JAZZ ROCK TERMINAL. Bowie sacó este disco y murió. Así, sin avisar, sin tiempo para la despedida. El caldo de cultivo perfecto para la especulación y el ansia por ver en "Blackstar" el testamento profético de uno de los artistas más geniales que hayan existido. La estrella negra, la enfermedad, el pánico a la muerte, el deseo de trascender, todo se apelotona en los análisis sesudos que tratan de despedazar el último grito de Bowie en el que claro que hay un poco de todo eso, pero como no podía ser de otra forma, hay muchísimo más.
Los videoclips tampoco ayudan a dejar mucho para la imaginación. Tanto el de "★" como el de "Lazarus" son obras maestras aterradoras, como las canciones que los motivan. Tanto más cuando se consumó la fatalidad pocos días después de su presentación. Esta vez, como nunca, todo cobraba sentido, demasiado tal vez, demasiada pornografía y demasiada realidad. Bowie se iba sin un lamento pero con un mensaje claro: no era su momento, no quería dejarnos todavía. Esa ausencia de dramatismo, esa confesión pavorosa de que, como cualquiera, tenía miedo al final de la partida, lo hace más humano y lo desvincula del alienígena que siempre vimos en él.
Las circunstancias pueden pesar a la hora de valorar este disco. Pueden hacernos exagerar, pero también negarle sus virtudes por eso de no caer en la hipérbole postmortem. La distancia es lo mejor para la imparcialidad. Quizás no haya pasado suficiente tiempo todavía, pero un año después de su partida puedo y quiero enfrentarme a la escucha de la última obra de Bowie. Y lo que me encuentro es lo que me esperaba, incluso un poco mejor aún. Saxos de auténtico free jazz para enardecer el tenebrismo, una oscuridad nada impostada, un sonido grandioso que sale de las mismas entrañas, incluso noise rock del duro. Nada que anuncie a priori a una persona devorada por la enfermedad. Bowie se presenta más vivo que nunca, aunque deje pistas de lo que va a pasar en cada requiebro y en cada letra.

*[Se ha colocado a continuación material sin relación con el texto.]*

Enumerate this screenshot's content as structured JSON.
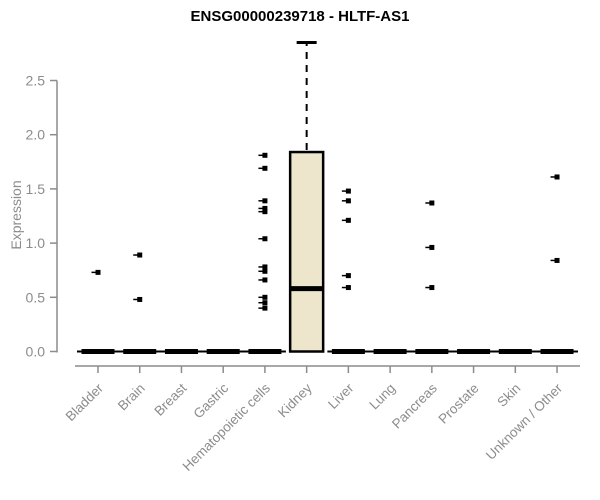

"Blackstar" es la culminación perfecta de un viaje sin igual. Una forma tan redonda de irse que parece imposible. Seguramente David tampoco pretendía generar todo el revuelo que se ha armado, sino simplemente sacar el mejor trabajo que fuera capaz de escribir. Pues lo ha conseguido con su mejor disco en casi cuarenta años. No se me ocurre mejor homenaje.
★★★★☆
Todo en el epitafio artístico de David Bowie se rebela contra lo acomodaticio. Se rebela también, y esto no era tan predecible, contra la melancolía terminal y comatosa de saber que el tiempo se le estaba yendo. No, aquí no hay nada de eso. Lo único que veo es arte en rebelión, arte incómodo, con mil aristas y con ese ansia asesina de querer transmitir a toda costa. Un arte funerario y agónico que trata de prolongar el estertor, de ser un último intento de rozar la eternidad siquiera con la punta de los dedos. Transgresión que me lleva directamente a Francis Bacon, a Jackson Pollock o al Guernica de Picasso. Elijo para ilustrar este paralelismo ese desasosegante y crudísimo "Estudio del retrato del Papa Inocencio X de Velázquez" (1953) del pintor angloirlandés. Por representar como pocos el arrebato terminal, el puro grito primario de un ser al borde del colapso. Como este discarral, una certera, sincera y personalísima mirada al abismo.
Un dechado de clase y rotundidad que ejerce como perfecto epílogo para la carrera, la vida, del Camaleón. Habrá que ver si tiene más material de este nivel escondido, en cuyo caso, se haría perentorio reunirlo para un disco completo que sirviera de colofón a una de las carreras más coherentes, inteligentes y hermosas de la historia de la música pop. Etiqueta negra.